Stratosphere - private package server

seba · May 27, 2015, 4:02pm

Hello,

I work in a team where we have various meteor packages which need to remain private for various reasons.
This is kind of annoying with Meteor, and it seems I’m not the only one experiencing this problem.

There exist some workarounds like mgp , but we have quite a lot of fast-changing packages and quite a lot of different versions are actively being used. Therefore I’d rather have something that blend in as close as possible with meteor. Ideally a package server that is completely interchangeable with the official one and where you can maintain private packages, custom versions of existing packages (e.g. custom DDP package) and so on. So I’ve spend some time looking into meteor tool and how the meteor package system works. It’s a lot more complex than with for example NPM or Bower. Especially since the code in meteor tool uses a lot of undocumented functions.

Anyway, I believe it can be achieved and I’ve open sourced what I have so far here: https://github.com/sebakerckhof/stratosphere

It can import packages from upstream and be used to sync packages with.
Quite a lot of code is already in place in order to be able to publish packages to it, but two main things are still missing:

Meteor tool wants you to login to the meteor accounts server, this uses a combination of password an oauth login, so either I should implement an oauth server, or ignore user accounts, but I’d still need stuff that works for functions like getAccountsConfiguration (in auth.js of the meteor tool)
File upload, but this shouldn’t be too hard.
The github repo lists some other todos, but these are not necessary to get the system working

Pull requests will be more than welcomed. Especially for the login stuff.

striletskyy · February 24, 2016, 2:40pm

Hi @seba! What is the current progress? At http://jssolutionsdev.com/ we were working on the same stuff.

seba · February 24, 2016, 3:03pm

Currently it’s fully functioning if you use meteor 1.2.
Haven’t looked into possible changes for 1.3.

striletskyy · February 25, 2016, 10:39am

Seems that Atmosphere is moving to NPM - https://www.youtube.com/watch?v=7d0xTR-eYh0
It makes no sense to use Stratosphere.

seba · February 25, 2016, 12:17pm

Yeah, I said it in the other topic that I hope stratosphere can be replaced by NPM someday.
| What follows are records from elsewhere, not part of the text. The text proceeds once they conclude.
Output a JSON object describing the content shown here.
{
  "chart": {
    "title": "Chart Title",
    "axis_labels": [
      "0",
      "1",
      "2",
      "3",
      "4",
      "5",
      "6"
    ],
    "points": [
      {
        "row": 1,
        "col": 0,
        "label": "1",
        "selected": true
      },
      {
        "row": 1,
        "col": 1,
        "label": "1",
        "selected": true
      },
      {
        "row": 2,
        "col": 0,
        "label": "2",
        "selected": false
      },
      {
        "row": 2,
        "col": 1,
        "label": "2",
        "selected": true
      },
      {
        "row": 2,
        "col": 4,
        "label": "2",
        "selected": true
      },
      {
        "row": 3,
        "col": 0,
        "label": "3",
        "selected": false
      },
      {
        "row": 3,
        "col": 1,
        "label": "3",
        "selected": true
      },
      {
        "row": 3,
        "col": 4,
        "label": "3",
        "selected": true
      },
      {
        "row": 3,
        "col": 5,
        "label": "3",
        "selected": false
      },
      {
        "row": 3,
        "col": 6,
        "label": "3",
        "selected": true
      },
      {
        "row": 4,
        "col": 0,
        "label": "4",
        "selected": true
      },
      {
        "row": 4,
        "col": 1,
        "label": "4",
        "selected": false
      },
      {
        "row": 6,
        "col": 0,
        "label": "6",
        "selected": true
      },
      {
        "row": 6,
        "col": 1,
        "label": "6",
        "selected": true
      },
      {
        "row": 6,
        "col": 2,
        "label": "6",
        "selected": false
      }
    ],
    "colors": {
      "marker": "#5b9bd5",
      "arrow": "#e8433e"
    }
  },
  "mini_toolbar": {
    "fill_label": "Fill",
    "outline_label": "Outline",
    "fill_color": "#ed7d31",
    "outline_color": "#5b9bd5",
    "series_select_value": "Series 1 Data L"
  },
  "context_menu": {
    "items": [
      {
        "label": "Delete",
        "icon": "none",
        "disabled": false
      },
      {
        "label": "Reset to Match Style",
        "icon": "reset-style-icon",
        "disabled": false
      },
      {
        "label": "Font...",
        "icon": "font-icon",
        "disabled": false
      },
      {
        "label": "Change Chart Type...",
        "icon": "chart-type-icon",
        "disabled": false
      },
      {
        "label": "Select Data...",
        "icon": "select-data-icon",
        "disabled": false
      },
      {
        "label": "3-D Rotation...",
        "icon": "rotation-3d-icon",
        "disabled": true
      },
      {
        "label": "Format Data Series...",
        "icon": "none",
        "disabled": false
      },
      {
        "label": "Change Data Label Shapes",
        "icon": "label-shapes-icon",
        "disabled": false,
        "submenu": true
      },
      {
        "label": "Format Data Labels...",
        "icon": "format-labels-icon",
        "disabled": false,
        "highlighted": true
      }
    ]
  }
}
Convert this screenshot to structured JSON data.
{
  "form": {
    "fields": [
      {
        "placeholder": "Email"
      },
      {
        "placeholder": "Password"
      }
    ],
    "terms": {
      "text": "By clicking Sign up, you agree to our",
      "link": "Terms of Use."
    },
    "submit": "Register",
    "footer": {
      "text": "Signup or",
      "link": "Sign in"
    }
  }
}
However, NPM still misses some features to fully replace atmosphere at this moment. So I think Meteor 1.3 will mean the end of npm wrapper packages, but I guess it’d be at least another full year before we can do fully away with Atmosphere (and therefore also Stratosphere)

awatson1978 · April 12, 2016, 3:42pm

Fantastic work, @seba.

Going to try to find some time to set this up later this summer. Considering how short notice was given for the ending of the free hosting tier, it seems like a good plan to maybe begin working on a backup of the Atmosphere repository. Plus, who knows? Might be useful to have one’s own package server. Could be neat to add QA features to it and continuous integration hooks…

seba · April 12, 2016, 4:33pm

Thanks. Actually, because of left-pad somebody of my team is working towards removing any external dependency for our builds. Some of our software is sold like traditional software (you buy version X which you install on-premise, and the customer can buy X years of warranty and support). This means we should be able to still build that version from source within X years even if NPM and Atmosphere don’t exist anymore.

With Meteor this turned out to be quite tricky, so I’m planning to do a blog post on it soon.